Sim, o título pode convidar ao engano…, mas é do Líbano que se trata.
Desde julho do ano passado o lixo se acumula nas ruas de Beirute e desde maio de 2014 o país está sem presidente.
O episódio do lixo, que não deixa de ser poderoso como símbolo de um país que não sabe ou não consegue lidar com seus dejetos, contém detalhes, de concessões vencidas e de licitações viciadas, de uma história que se resume na captura dos negócios públicos por oligarquias econômicas que frequentemente são também as políticas.
Numa democracia falha – vá lá que todas o sejam, mas tudo tem limites – tocada por uma herança colonial que tudo organizou em torno das diferentes comunidades religiosas que compõem a sociedade, os interesses particulares e comunitários por vezes funcionam como forças centrífugas em relação ao Estado, sugando-lhe qualquer energia de que se pudesse vir a dotar.
A mesma divisão comunitária, religiosa se quiserem, faz sentir os seus efeitos na questão da presidência vaga.
O presidente deve necessariamente ser um cristão maronita – assim como o primeiro ministro deve ser muçulmano sunita e o presidente do Parlamento um muçulmano xiita.

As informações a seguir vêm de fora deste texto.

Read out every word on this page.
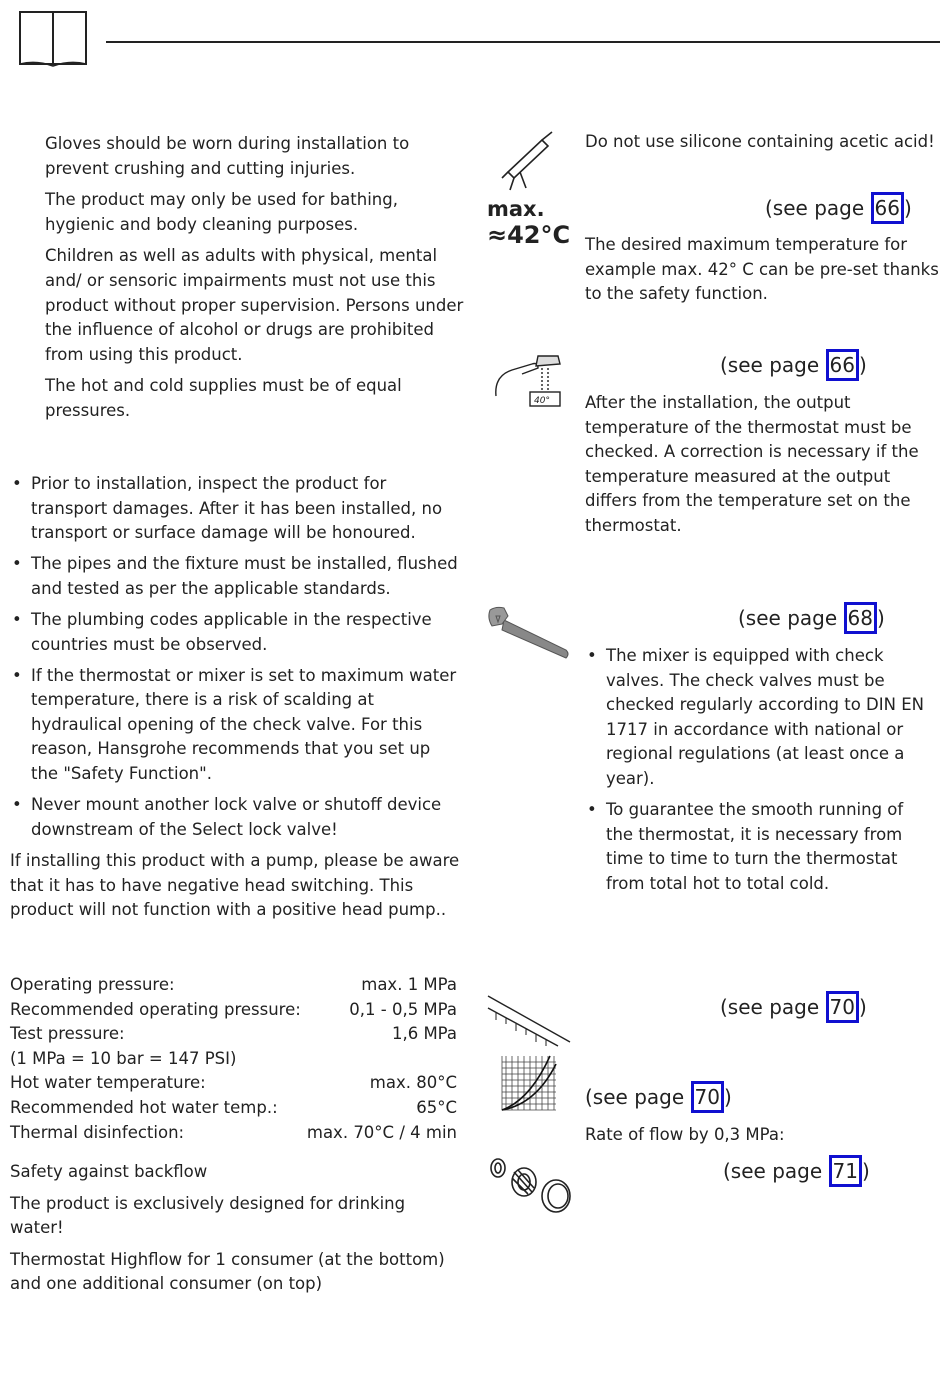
Gloves should be worn during installation to prevent crushing and cutting injuries.

The product may only be used for bathing, hygienic and body cleaning purposes.

Children as well as adults with physical, mental and/ or sensoric impairments must not use this product without proper supervision. Persons under the influence of alcohol or drugs are prohibited from using this product.

The hot and cold supplies must be of equal pressures.

• Prior to installation, inspect the product for transport damages. After it has been installed, no transport or surface damage will be honoured.
• The pipes and the fixture must be installed, flushed and tested as per the applicable standards.
• The plumbing codes applicable in the respective countries must be observed.
• If the thermostat or mixer is set to maximum water temperature, there is a risk of scalding at hydraulical opening of the check valve. For this reason, Hansgrohe recommends that you set up the "Safety Function".
• Never mount another lock valve or shutoff device downstream of the Select lock valve!

If installing this product with a pump, please be aware that it has to have negative head switching. This product will not function with a positive head pump..

Operating pressure:	max. 1 MPa
Recommended operating pressure:	0,1 - 0,5 MPa
Test pressure:	1,6 MPa
(1 MPa = 10 bar = 147 PSI)
Hot water temperature:	max. 80°C
Recommended hot water temp.:	65°C
Thermal disinfection:	max. 70°C / 4 min

Safety against backflow

The product is exclusively designed for drinking water!

Thermostat Highflow for 1 consumer (at the bottom) and one additional consumer (on top)

Do not use silicone containing acetic acid!

max.
≈42°C
(see page 66 )

The desired maximum temperature for example max. 42° C can be pre-set thanks to the safety function.

40°
(see page 66 )

After the installation, the output temperature of the thermostat must be checked. A correction is necessary if the temperature measured at the output differs from the temperature set on the thermostat.

(see page 68 )
• The mixer is equipped with check valves. The check valves must be checked regularly according to DIN EN 1717 in accordance with national or regional regulations (at least once a year).
• To guarantee the smooth running of the thermostat, it is necessary from time to time to turn the thermostat from total hot to total cold.
(see page 70 )
(see page 70 )

Rate of flow by 0,3 MPa:

(see page 71 )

Em parte, portanto, os cristãos libaneses são os primeiros interessados em que haja um presidente para que se vejam “representados” no ordem política interna.
Ocorre, no entanto, que os cristãos libaneses, assim como o país inteiro e todas as suas comunidades, estão divididos em dois grandes campos que têm visões diferentes sobre o destino do Líbano e seu lugar na região e no mundo. Como exercício de síntese, digamos o campo da resistência e o campo da moderação.
O irônico é que um país tão pequeno, em território e em população, acaba adquirindo uma importância desproporcional por funcionar um pouco como termômetro e um pouco como fiel da balança no jogo político regional.
Assim, no cabo de guerra do Líbano, e naquele da presidência, pode-se ver os libaneses puxando a corda de um e de outro lado, mas também a Arábia Saudita, o Irã, a França, os Estados Unidos e uma multidão de outros.
Nada disso afeta, é claro, a beleza e o charme do lugar. Para os seus, tudo isso apenas reforça a crença de estarem de fato no coração do mundo.